JERUSALEM (BLOOMBERG) - Palestinian government and religious leaders called off their ban on prayers at Jerusalem's Al-Aqsa mosque compound after Israel removed contentious security devices it installed there, dialling back a violent confrontation over a site also revered by Jews.
"Noon prayer will take place at the Al-Aqsa mosque," Palestinian Authority President Mahmoud Abbas said in a televised address.
The Islamic trust that administers the complex under Jordan's auspices also approved the resumption of Muslim prayers there.
Worshippers had been instructed to stay away from the mosque until Israel removed metal detectors, security cameras and crowd-control barriers placed after Israeli Arab gunmen killed two Israeli policemen at the site two weeks ago.
While political tensions were eased, what remains to be seen is whether the violence over the security devices will also subside.
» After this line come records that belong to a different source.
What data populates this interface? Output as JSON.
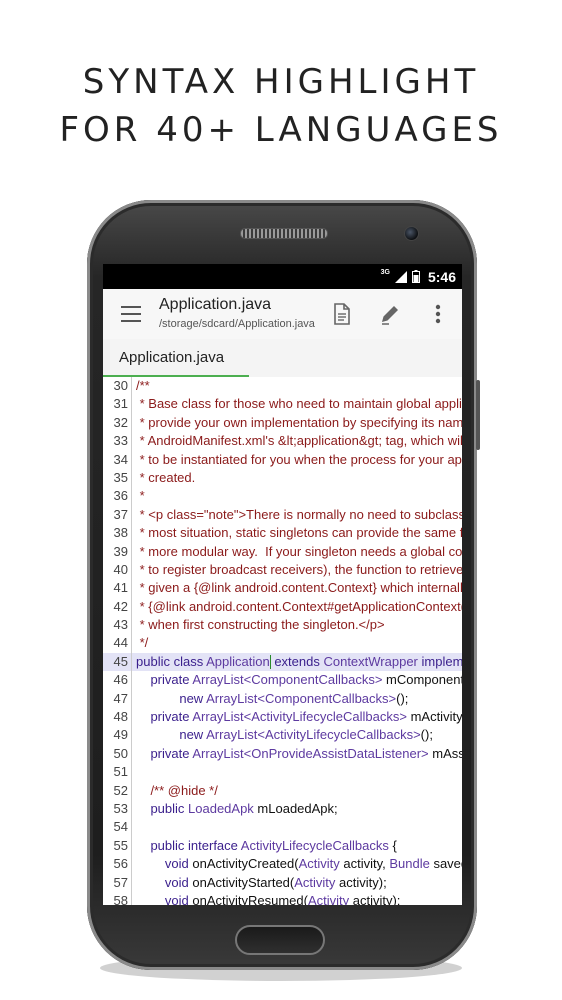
{
  "headline": {
    "line1": "SYNTAX HIGHLIGHT",
    "line2": "FOR 40+ LANGUAGES"
  },
  "statusbar": {
    "network": "3G",
    "time": "5:46"
  },
  "toolbar": {
    "title": "Application.java",
    "path": "/storage/sdcard/Application.java",
    "icons": [
      "menu-icon",
      "document-icon",
      "pencil-icon",
      "more-vertical-icon"
    ]
  },
  "tabs": [
    {
      "label": "Application.java",
      "active": true
    }
  ],
  "colors": {
    "comment": "#8b1a1a",
    "keyword": "#3a1f8c",
    "type": "#5d3aa0",
    "tab_underline": "#4caf50",
    "current_line": "#e3e3f6"
  },
  "code": [
    {
      "n": "30",
      "tokens": [
        {
          "t": "/**",
          "c": "comment"
        }
      ]
    },
    {
      "n": "31",
      "tokens": [
        {
          "t": " * Base class for those who need to maintain global application state.",
          "c": "comment"
        }
      ]
    },
    {
      "n": "32",
      "tokens": [
        {
          "t": " * provide your own implementation by specifying its name in your",
          "c": "comment"
        }
      ]
    },
    {
      "n": "33",
      "tokens": [
        {
          "t": " * AndroidManifest.xml's &lt;application&gt; tag, which will cause",
          "c": "comment"
        }
      ]
    },
    {
      "n": "34",
      "tokens": [
        {
          "t": " * to be instantiated for you when the process for your application",
          "c": "comment"
        }
      ]
    },
    {
      "n": "35",
      "tokens": [
        {
          "t": " * created.",
          "c": "comment"
        }
      ]
    },
    {
      "n": "36",
      "tokens": [
        {
          "t": " *",
          "c": "comment"
        }
      ]
    },
    {
      "n": "37",
      "tokens": [
        {
          "t": " * <p class=\"note\">There is normally no need to subclass Application.",
          "c": "comment"
        }
      ]
    },
    {
      "n": "38",
      "tokens": [
        {
          "t": " * most situation, static singletons can provide the same functionality",
          "c": "comment"
        }
      ]
    },
    {
      "n": "39",
      "tokens": [
        {
          "t": " * more modular way.  If your singleton needs a global context",
          "c": "comment"
        }
      ]
    },
    {
      "n": "40",
      "tokens": [
        {
          "t": " * to register broadcast receivers), the function to retrieve it",
          "c": "comment"
        }
      ]
    },
    {
      "n": "41",
      "tokens": [
        {
          "t": " * given a {@link android.content.Context} which internally uses",
          "c": "comment"
        }
      ]
    },
    {
      "n": "42",
      "tokens": [
        {
          "t": " * {@link android.content.Context#getApplicationContext()",
          "c": "comment"
        }
      ]
    },
    {
      "n": "43",
      "tokens": [
        {
          "t": " * when first constructing the singleton.</p>",
          "c": "comment"
        }
      ]
    },
    {
      "n": "44",
      "tokens": [
        {
          "t": " */",
          "c": "comment"
        }
      ]
    },
    {
      "n": "45",
      "current": true,
      "tokens": [
        {
          "t": "public class ",
          "c": "kw"
        },
        {
          "t": "Application",
          "c": "type"
        },
        {
          "t": "",
          "c": "cursor"
        },
        {
          "t": " extends ",
          "c": "kw"
        },
        {
          "t": "ContextWrapper ",
          "c": "type"
        },
        {
          "t": "implements",
          "c": "kw"
        }
      ]
    },
    {
      "n": "46",
      "tokens": [
        {
          "t": "    private ",
          "c": "kw"
        },
        {
          "t": "ArrayList<ComponentCallbacks>",
          "c": "type"
        },
        {
          "t": " mComponentCallbacks =",
          "c": "plain"
        }
      ]
    },
    {
      "n": "47",
      "tokens": [
        {
          "t": "            new ",
          "c": "kw"
        },
        {
          "t": "ArrayList<ComponentCallbacks>",
          "c": "type"
        },
        {
          "t": "();",
          "c": "plain"
        }
      ]
    },
    {
      "n": "48",
      "tokens": [
        {
          "t": "    private ",
          "c": "kw"
        },
        {
          "t": "ArrayList<ActivityLifecycleCallbacks>",
          "c": "type"
        },
        {
          "t": " mActivityLifecycleCallbacks =",
          "c": "plain"
        }
      ]
    },
    {
      "n": "49",
      "tokens": [
        {
          "t": "            new ",
          "c": "kw"
        },
        {
          "t": "ArrayList<ActivityLifecycleCallbacks>",
          "c": "type"
        },
        {
          "t": "();",
          "c": "plain"
        }
      ]
    },
    {
      "n": "50",
      "tokens": [
        {
          "t": "    private ",
          "c": "kw"
        },
        {
          "t": "ArrayList<OnProvideAssistDataListener>",
          "c": "type"
        },
        {
          "t": " mAssistCallbacks",
          "c": "plain"
        }
      ]
    },
    {
      "n": "51",
      "tokens": [
        {
          "t": "",
          "c": "plain"
        }
      ]
    },
    {
      "n": "52",
      "tokens": [
        {
          "t": "    /** @hide */",
          "c": "comment"
        }
      ]
    },
    {
      "n": "53",
      "tokens": [
        {
          "t": "    public ",
          "c": "kw"
        },
        {
          "t": "LoadedApk",
          "c": "type"
        },
        {
          "t": " mLoadedApk;",
          "c": "plain"
        }
      ]
    },
    {
      "n": "54",
      "tokens": [
        {
          "t": "",
          "c": "plain"
        }
      ]
    },
    {
      "n": "55",
      "tokens": [
        {
          "t": "    public interface ",
          "c": "kw"
        },
        {
          "t": "ActivityLifecycleCallbacks",
          "c": "type"
        },
        {
          "t": " {",
          "c": "plain"
        }
      ]
    },
    {
      "n": "56",
      "tokens": [
        {
          "t": "        void ",
          "c": "kw"
        },
        {
          "t": "onActivityCreated(",
          "c": "plain"
        },
        {
          "t": "Activity",
          "c": "type"
        },
        {
          "t": " activity, ",
          "c": "plain"
        },
        {
          "t": "Bundle",
          "c": "type"
        },
        {
          "t": " savedInstanceState);",
          "c": "plain"
        }
      ]
    },
    {
      "n": "57",
      "tokens": [
        {
          "t": "        void ",
          "c": "kw"
        },
        {
          "t": "onActivityStarted(",
          "c": "plain"
        },
        {
          "t": "Activity",
          "c": "type"
        },
        {
          "t": " activity);",
          "c": "plain"
        }
      ]
    },
    {
      "n": "58",
      "tokens": [
        {
          "t": "        void ",
          "c": "kw"
        },
        {
          "t": "onActivityResumed(",
          "c": "plain"
        },
        {
          "t": "Activity",
          "c": "type"
        },
        {
          "t": " activity);",
          "c": "plain"
        }
      ]
    }
  ]
}
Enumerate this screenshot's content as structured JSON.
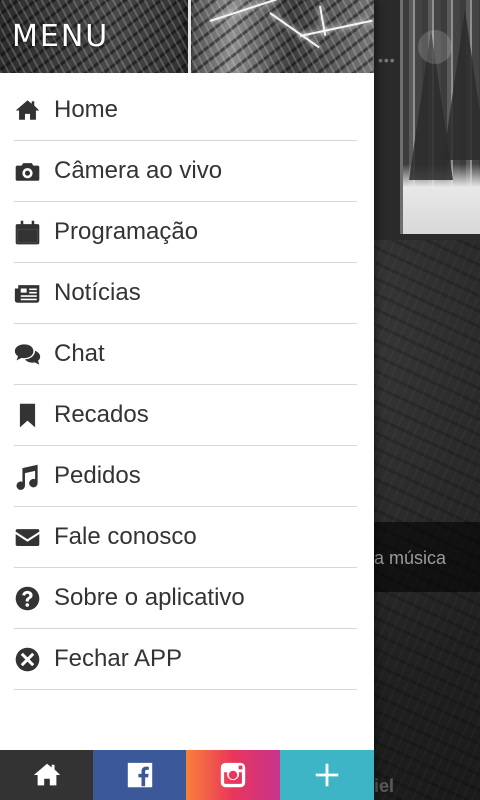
{
  "drawer": {
    "title": "MENU",
    "items": [
      {
        "label": "Home",
        "icon": "home-icon"
      },
      {
        "label": "Câmera ao vivo",
        "icon": "camera-icon"
      },
      {
        "label": "Programação",
        "icon": "calendar-icon"
      },
      {
        "label": "Notícias",
        "icon": "newspaper-icon"
      },
      {
        "label": "Chat",
        "icon": "chat-icon"
      },
      {
        "label": "Recados",
        "icon": "bookmark-icon"
      },
      {
        "label": "Pedidos",
        "icon": "music-note-icon"
      },
      {
        "label": "Fale conosco",
        "icon": "envelope-icon"
      },
      {
        "label": "Sobre o aplicativo",
        "icon": "question-circle-icon"
      },
      {
        "label": "Fechar APP",
        "icon": "close-circle-icon"
      }
    ]
  },
  "background_app": {
    "strip_text": "a música",
    "bottom_text": "iel"
  },
  "bottom_bar": {
    "buttons": [
      {
        "icon": "home-icon",
        "color": "#333333"
      },
      {
        "icon": "facebook-icon",
        "color": "#3b5998"
      },
      {
        "icon": "instagram-icon",
        "color": "#e9355b"
      },
      {
        "icon": "plus-icon",
        "color": "#3db5c7"
      }
    ]
  },
  "colors": {
    "drawer_bg": "#ffffff",
    "text": "#333333",
    "divider": "#d6d6d6"
  }
}
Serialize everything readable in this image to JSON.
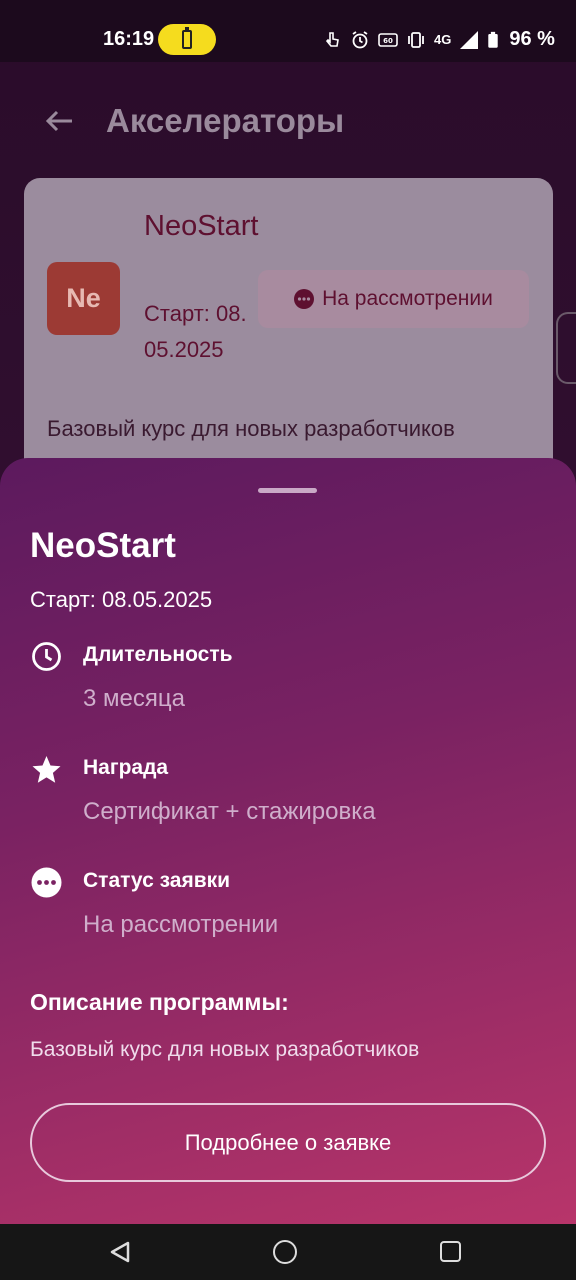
{
  "status_bar": {
    "time": "16:19",
    "battery_percent": "96 %",
    "network": "4G"
  },
  "app_bar": {
    "title": "Акселераторы"
  },
  "background_card": {
    "logo_text": "Ne",
    "name": "NeoStart",
    "start": "Старт: 08.05.2025",
    "status": "На рассмотрении",
    "description": "Базовый курс для новых разработчиков"
  },
  "sheet": {
    "title": "NeoStart",
    "start": "Старт: 08.05.2025",
    "details": [
      {
        "icon": "clock-icon",
        "label": "Длительность",
        "value": "3 месяца"
      },
      {
        "icon": "star-icon",
        "label": "Награда",
        "value": "Сертификат + стажировка"
      },
      {
        "icon": "more-dots-icon",
        "label": "Статус заявки",
        "value": "На рассмотрении"
      }
    ],
    "description_heading": "Описание программы:",
    "description": "Базовый курс для новых разработчиков",
    "button_label": "Подробнее о заявке"
  },
  "colors": {
    "sheet_gradient_start": "#5c1a5e",
    "sheet_gradient_end": "#b8356a",
    "card_text": "#5e1030",
    "battery_saver": "#f5dc1e"
  }
}
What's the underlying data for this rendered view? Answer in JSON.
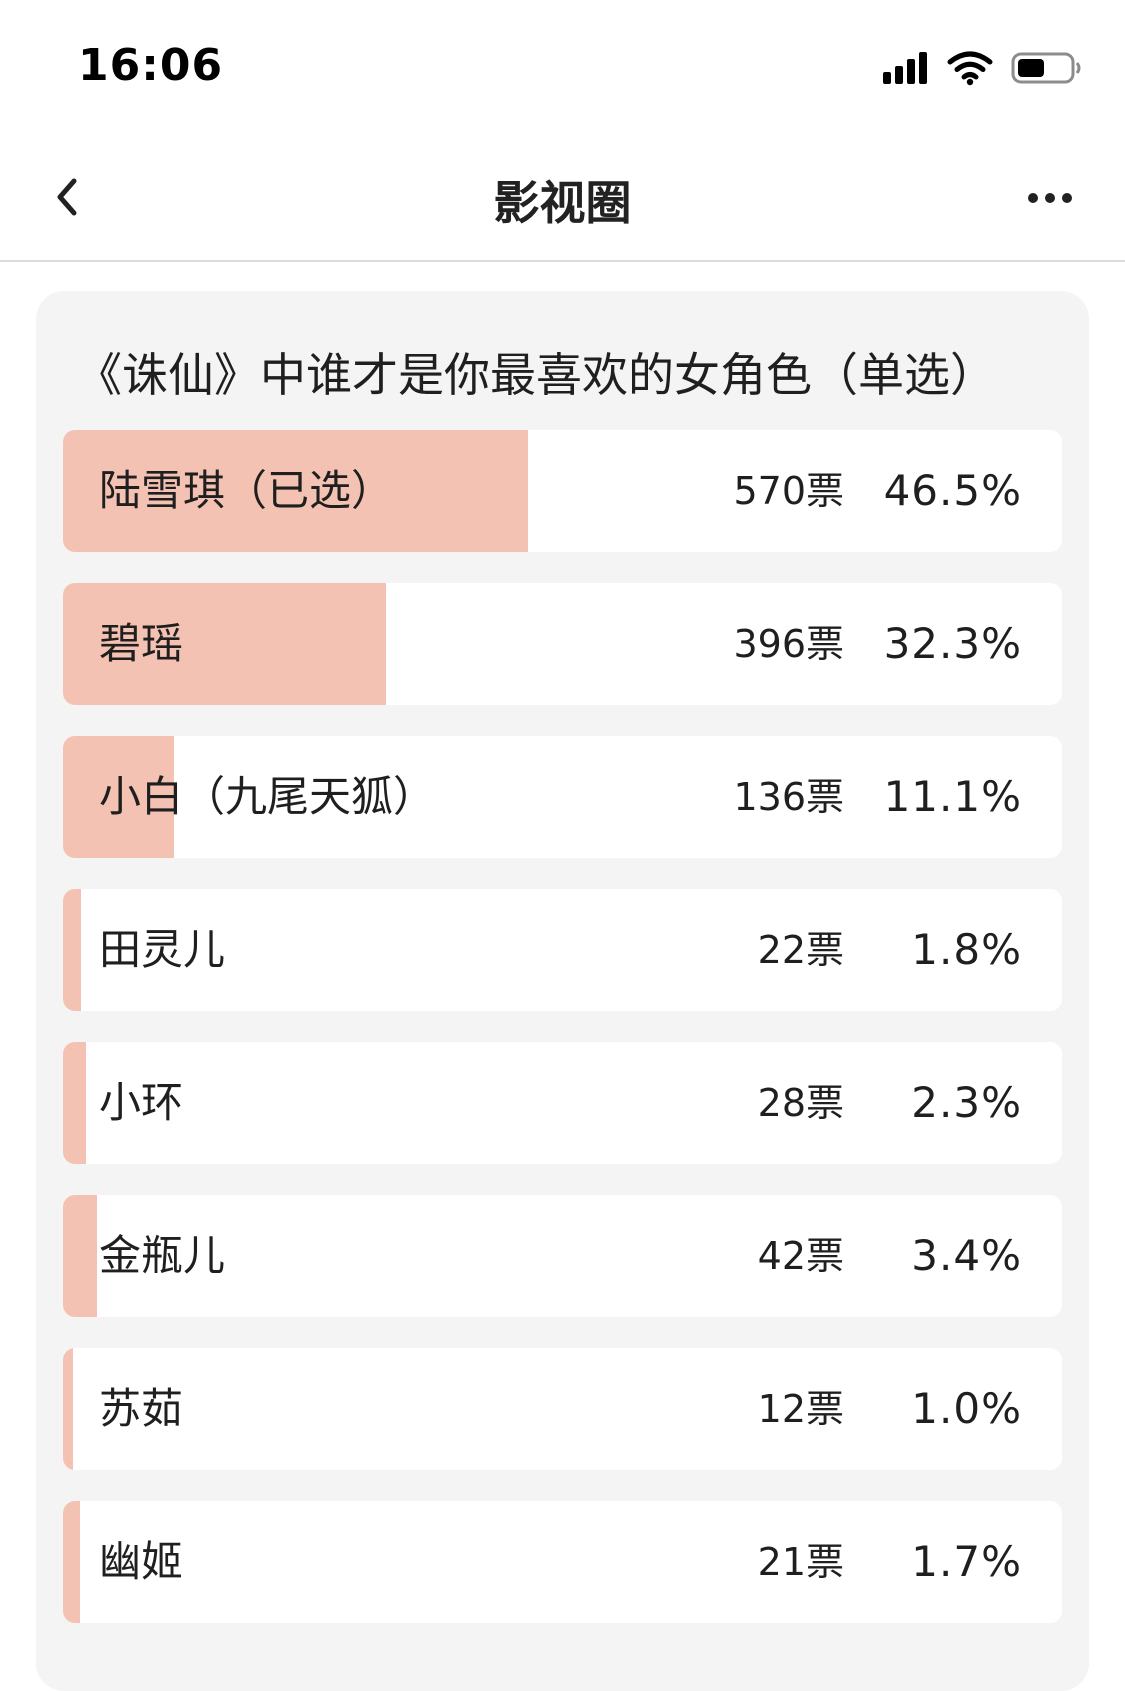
{
  "status_bar": {
    "time": "16:06",
    "icons": [
      "signal-icon",
      "wifi-icon",
      "battery-icon"
    ]
  },
  "nav": {
    "title": "影视圈",
    "back_icon": "chevron-left-icon",
    "more_icon": "more-dots-icon"
  },
  "poll": {
    "question": "《诛仙》中谁才是你最喜欢的女角色（单选）",
    "fill_color": "#f4c2b2",
    "options": [
      {
        "label": "陆雪琪（已选）",
        "votes": "570票",
        "percent": "46.5%",
        "fraction": 0.465
      },
      {
        "label": "碧瑶",
        "votes": "396票",
        "percent": "32.3%",
        "fraction": 0.323
      },
      {
        "label": "小白（九尾天狐）",
        "votes": "136票",
        "percent": "11.1%",
        "fraction": 0.111
      },
      {
        "label": "田灵儿",
        "votes": "22票",
        "percent": "1.8%",
        "fraction": 0.018
      },
      {
        "label": "小环",
        "votes": "28票",
        "percent": "2.3%",
        "fraction": 0.023
      },
      {
        "label": "金瓶儿",
        "votes": "42票",
        "percent": "3.4%",
        "fraction": 0.034
      },
      {
        "label": "苏茹",
        "votes": "12票",
        "percent": "1.0%",
        "fraction": 0.01
      },
      {
        "label": "幽姬",
        "votes": "21票",
        "percent": "1.7%",
        "fraction": 0.017
      }
    ]
  }
}
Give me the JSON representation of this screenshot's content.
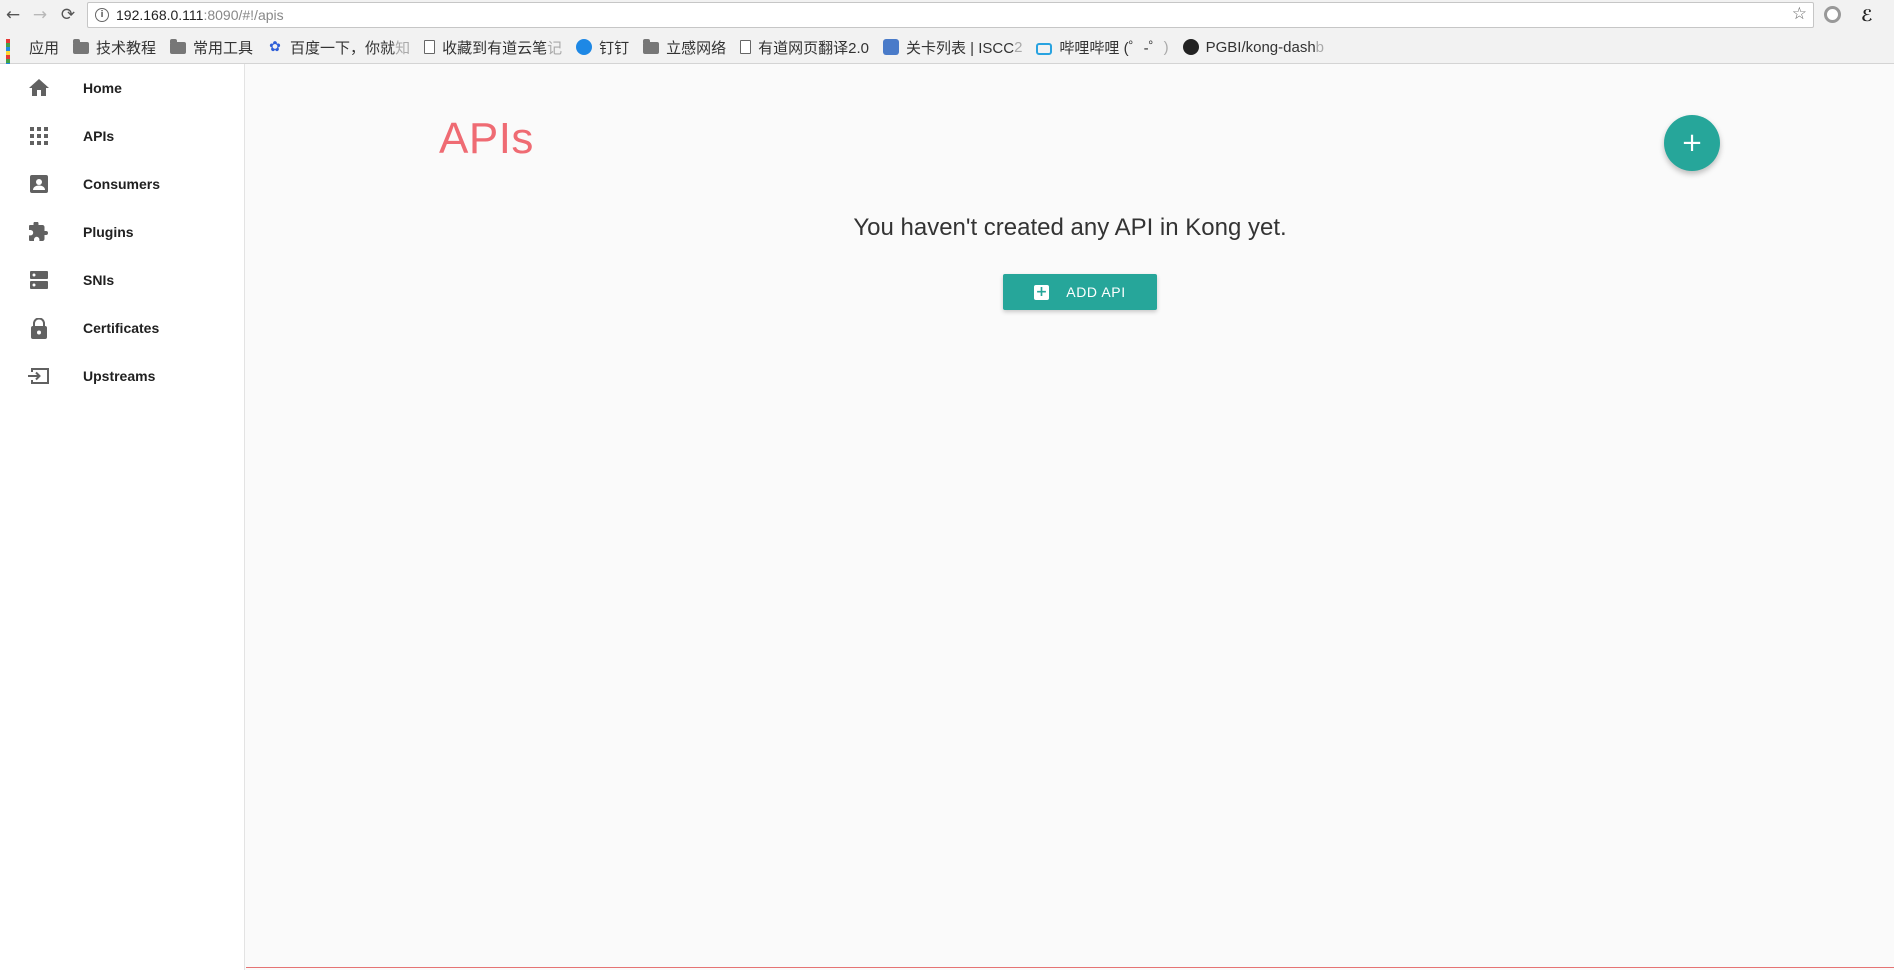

Outbursts of unrest linked to the shrine become magnified by competing Israeli and Palestinian claims to it.
The hilltop complex is the most contested piece of land in their conflict, owing to its sacredness as Islam's third-holiest shrine and as the holiest site in Judaism - Temple Mount.
Although Israel insisted the devices were a security precaution, the Palestinians saw them as a sign it was tightening its grip over the holy site and, by extension, the Israeli-occupied eastern sector of the city they claim for a future capital.
In the week after their placement, four Palestinians were killed in clashes with Israeli security forces and three Israelis were stabbed to death by a Palestinian who broke into a West Bank settlement home. Palestinian leaders had called for a "day of rage" in the West Bank, Gaza Strip and Israeli Arab communities today.